Restaurateur Sues 5 Who Claim They're Owed Wages

Wisconsin State Journal :: LOCAL :: B3

Saturday, August 25, 2007
By ED TRELEVEN etreleven@madison.com 608-252-6134

The owner of La Hacienda Mexican restaurant filed a lawsuit Friday against five former workers who have taken part in protests at the restaurant over a wage dispute.

The lawsuit, filed by David Herrera, owner of the restaurant at 515 S. Park St., seeks a judgment declaring that none of the workers, who claim to be owed as much as $10,140 each in overdue wages, are owed any money at all.

The five workers, identified as Jose Yiyi Velasco and Francisco Garcia Garcia, of Madison, and Gustavo Roque Ferrer, Jose Luis Pioquinto and Luis Fernando Merino, of Fitchburg, claim that they were forced to sign out before they finished their shifts and worked long hours for which they were not paid overtime.

But the lawsuit maintains that all were paid in full.

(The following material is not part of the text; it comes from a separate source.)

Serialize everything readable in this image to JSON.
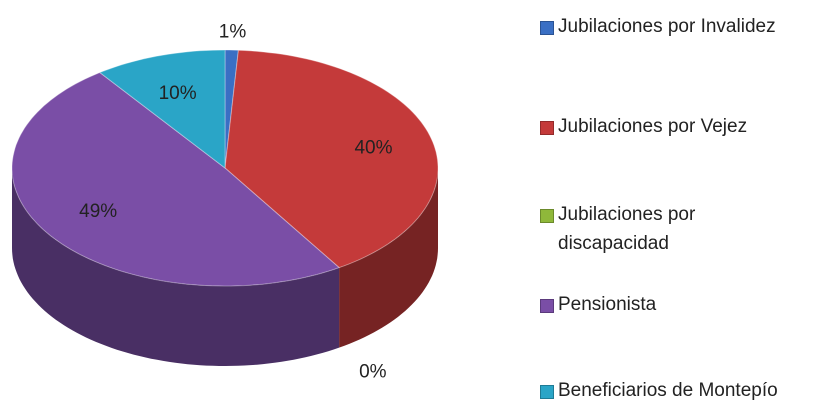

"Some of the defendants have even signed releases for the U.S. Department of Labor acknowledging their understanding that they have been paid in full and cannot initiate legal proceedings contending they are owed wages for their employment with plaintiff La Hacienda," the lawsuit states.

The dispute has prompted pickets outside the restaurant that led Herrera to file for an injunction in Dane County Circuit Court barring protests at the restaurant by the Interfaith Coalition for Worker Justice of South Central Wisconsin and the Immigrant Workers Union. Circuit Judge Diane Nicks declined to issue the injunction.

According to the lawsuit, Herrera offered to resolve the dispute by submitting it to binding arbitration, but that offer was rejected.

Kate McCoy, who is on the Interfaith Coalition's board of directors, said the group had not seen the lawsuit on Friday and could not comment on it. Director Patrick Hickey was out of town, she said.